その日は珍しく悟さんの仕事がお休みの日だった。私を連れて行きたい場所があると言っていたので二人で外出することになっていた。
悟さんは黒いタートルネックのセーターに黒いパンツという出立ちだった。全身真っ黒なのは仕事以外ではあまりない。私は日にちも相まって察するところがあり、なんとなく自分もモノトーンで服装を整えたのだった。

「紹介するよ傑、この人が僕の奥さん。名前って言うんだ」

悟さんが連れてきてくれたのは、以前話に聞いた親友、夏油傑さんのお墓だった。今日は24日。彼の月命日だ。
霊園の奥地にぽつんと置かれたそのお墓に悟さんは屈んで線香を付けた。手を合わせるとそう言って私を手で示すので、私もぺこりと墓石に向かってお辞儀した。悟さんに並んで屈んで線香を頂くと、同じように手を合わせる。

「僕の運命の人」

え、と悟さんを見上げると彼はお墓に向かって微笑んでいた。
運命の人、だなんて。私は何だか悟さんの言うことがピンと来なくて、黙って少し俯いた。悟さんは私のことが好きで結婚したと言ってくれたから、多分あのお見合い自体悟さんの仕組んだものだったのだろう。一体どこで私を認知したのかは教えてくれないけど。

「あの、こんにちは。五条名前と申します。先日悟さんと入籍しました。えっと…初めまして」
「なんか堅苦しいね?」
「そりゃあ悟さんの大切な親友ですし…」
「それ関係あるの?」
「ありますよ」

唇を尖らせて悟さんを見ると、今度は優しい顔で私を見ていてドキドキする。サングラス越しに悟さんと視線があって目を逸らした。そんな風に見つめられると恥ずかしい。
悟さんは本当に顔が良いし、そうでなくても恋を覚え始めたばかりの私には彼は美し過ぎる。
私が照れているのに気付いた悟さんがよしよしと私の頭を撫でる。

「可愛いでしょ。今まだ18歳でーす。ぴちぴちのティーン。ちなみに僕が彼女の初めて全部貰ったんだよ、良いだろ」
「そういうこと言わないで…」
「何で?本当のことじゃん」
「…恥ずかしいです」
「…ふふ。ね、可愛いでしょ」

親友の墓前で何を言い出すのか、と私は赤面したけれど、傑さんにお話したいことをどうにか話そうとまた手を合わせる。
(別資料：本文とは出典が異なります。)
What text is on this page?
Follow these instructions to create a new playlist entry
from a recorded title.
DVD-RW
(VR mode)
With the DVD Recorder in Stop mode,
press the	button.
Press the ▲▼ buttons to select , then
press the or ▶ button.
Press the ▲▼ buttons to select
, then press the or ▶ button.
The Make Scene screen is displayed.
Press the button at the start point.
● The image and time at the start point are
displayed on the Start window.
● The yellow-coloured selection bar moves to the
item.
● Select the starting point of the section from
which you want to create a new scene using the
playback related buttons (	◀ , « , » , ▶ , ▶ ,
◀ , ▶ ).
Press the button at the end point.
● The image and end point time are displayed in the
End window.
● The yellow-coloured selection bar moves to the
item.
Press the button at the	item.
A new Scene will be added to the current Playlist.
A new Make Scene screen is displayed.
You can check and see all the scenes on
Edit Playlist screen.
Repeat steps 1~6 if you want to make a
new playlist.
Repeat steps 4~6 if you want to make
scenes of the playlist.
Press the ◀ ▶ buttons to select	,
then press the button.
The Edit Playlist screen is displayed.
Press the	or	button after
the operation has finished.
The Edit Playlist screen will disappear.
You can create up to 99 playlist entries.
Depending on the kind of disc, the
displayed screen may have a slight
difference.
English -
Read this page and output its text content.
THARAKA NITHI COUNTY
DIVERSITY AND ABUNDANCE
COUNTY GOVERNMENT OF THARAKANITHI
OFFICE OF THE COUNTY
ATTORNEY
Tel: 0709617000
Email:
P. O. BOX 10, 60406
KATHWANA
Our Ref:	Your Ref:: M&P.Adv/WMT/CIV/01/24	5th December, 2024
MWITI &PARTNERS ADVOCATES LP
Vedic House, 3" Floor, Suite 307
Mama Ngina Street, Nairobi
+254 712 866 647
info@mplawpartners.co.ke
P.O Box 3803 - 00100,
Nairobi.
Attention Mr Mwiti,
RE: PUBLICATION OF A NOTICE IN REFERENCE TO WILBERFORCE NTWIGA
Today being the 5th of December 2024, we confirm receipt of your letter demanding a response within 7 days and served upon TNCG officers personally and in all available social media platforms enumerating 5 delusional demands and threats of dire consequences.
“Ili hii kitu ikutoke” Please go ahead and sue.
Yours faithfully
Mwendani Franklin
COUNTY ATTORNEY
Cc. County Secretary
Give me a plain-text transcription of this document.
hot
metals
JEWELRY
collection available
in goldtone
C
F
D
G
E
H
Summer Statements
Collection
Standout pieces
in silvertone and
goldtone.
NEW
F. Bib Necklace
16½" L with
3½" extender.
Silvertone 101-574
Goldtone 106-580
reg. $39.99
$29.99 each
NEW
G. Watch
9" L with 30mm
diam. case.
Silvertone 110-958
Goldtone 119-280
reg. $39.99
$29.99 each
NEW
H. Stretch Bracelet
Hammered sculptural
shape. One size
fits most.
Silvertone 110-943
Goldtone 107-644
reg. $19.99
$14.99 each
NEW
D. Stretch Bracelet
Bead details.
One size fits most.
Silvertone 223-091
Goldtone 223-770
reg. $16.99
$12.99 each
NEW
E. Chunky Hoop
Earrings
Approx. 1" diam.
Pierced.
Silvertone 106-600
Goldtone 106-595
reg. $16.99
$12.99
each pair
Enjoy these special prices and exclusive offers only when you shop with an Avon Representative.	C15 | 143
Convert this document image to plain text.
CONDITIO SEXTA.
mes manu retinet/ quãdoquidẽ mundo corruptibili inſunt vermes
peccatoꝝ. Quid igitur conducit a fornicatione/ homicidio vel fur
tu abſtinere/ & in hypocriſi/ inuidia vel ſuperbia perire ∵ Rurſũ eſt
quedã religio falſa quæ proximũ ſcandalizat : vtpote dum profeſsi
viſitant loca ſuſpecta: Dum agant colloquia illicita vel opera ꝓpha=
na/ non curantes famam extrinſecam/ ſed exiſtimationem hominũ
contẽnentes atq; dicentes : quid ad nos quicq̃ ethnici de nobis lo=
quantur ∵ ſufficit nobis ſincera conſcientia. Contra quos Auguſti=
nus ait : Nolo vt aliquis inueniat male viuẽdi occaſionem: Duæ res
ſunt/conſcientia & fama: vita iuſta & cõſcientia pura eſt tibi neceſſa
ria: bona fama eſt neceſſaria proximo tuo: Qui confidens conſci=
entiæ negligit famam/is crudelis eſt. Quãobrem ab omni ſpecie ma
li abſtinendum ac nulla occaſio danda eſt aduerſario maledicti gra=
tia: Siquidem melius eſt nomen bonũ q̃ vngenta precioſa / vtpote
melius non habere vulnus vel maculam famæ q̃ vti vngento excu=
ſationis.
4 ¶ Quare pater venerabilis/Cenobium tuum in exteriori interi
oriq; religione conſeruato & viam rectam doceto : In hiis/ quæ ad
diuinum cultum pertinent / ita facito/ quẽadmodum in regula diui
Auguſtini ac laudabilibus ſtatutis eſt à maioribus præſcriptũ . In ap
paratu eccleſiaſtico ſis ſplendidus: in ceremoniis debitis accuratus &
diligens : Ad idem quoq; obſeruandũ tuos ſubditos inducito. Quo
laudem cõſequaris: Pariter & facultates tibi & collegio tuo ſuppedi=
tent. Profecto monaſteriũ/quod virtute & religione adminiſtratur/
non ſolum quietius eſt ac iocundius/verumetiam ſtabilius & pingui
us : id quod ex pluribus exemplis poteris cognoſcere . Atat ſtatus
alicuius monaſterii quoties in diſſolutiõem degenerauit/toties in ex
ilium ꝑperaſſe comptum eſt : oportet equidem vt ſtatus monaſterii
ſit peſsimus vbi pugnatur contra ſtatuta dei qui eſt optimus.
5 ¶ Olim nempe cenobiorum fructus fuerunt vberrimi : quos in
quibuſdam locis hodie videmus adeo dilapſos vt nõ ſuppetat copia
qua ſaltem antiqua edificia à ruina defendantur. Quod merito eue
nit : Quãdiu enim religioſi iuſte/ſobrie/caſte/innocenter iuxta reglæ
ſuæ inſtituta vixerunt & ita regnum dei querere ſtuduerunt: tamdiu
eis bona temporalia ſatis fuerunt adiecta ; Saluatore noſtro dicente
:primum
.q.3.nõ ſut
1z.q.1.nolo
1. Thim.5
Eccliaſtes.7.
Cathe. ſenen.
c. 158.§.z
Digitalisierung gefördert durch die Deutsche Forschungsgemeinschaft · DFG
「えっと…悟さんはとても元気にしています。お仕事が忙しいけれど、大丈夫です。…何があっても私が支えます。だから心配しなくて大丈夫です。…傑さん、悟さんの親友になってくれてありがとうございます」
「……」
「傑さんのお話、悟さんから少しだけ聞きました。海で駄弁るのが好きだったって。…私じゃ傑さんの代わりにはなれないけど、私は私に出来ることをやるつもりです。…見守っていてください」
「名前」
「え」

これだけは言おう、そう思っていた言葉をなんとか声に出して並べてみた。傑さんに届いているといいな、なんて思いながら。
そこで私の言葉を黙って聞いていた悟さんに肩を抱かれてバランスを崩す。あ、転ける、と思った瞬間、悟さんの腕の中にすっぽり抱えられていた。

「……ありがとう」
「…はい?」

見上げた悟さんは何とも言えない表情だった。悲しいとも嬉しいともとれるような、驚きと未練がましさを感じる視線。
晴天だから、太陽の光が降り注いで悟さんの髪に反射して綺麗だった。

「何その顔、全部無自覚なの?」
「?」
「ほんと、君って……」

悟さんが何か言いかけたその時、足音がして二人で振り向いた。額を押さえていた悟さんが足音の主を見て反応する。どうやらお知り合いらしい。
長い黒髪の女性に私も立ち上がって会釈をすると、驚いたようにその人は私と悟さんを見比べた。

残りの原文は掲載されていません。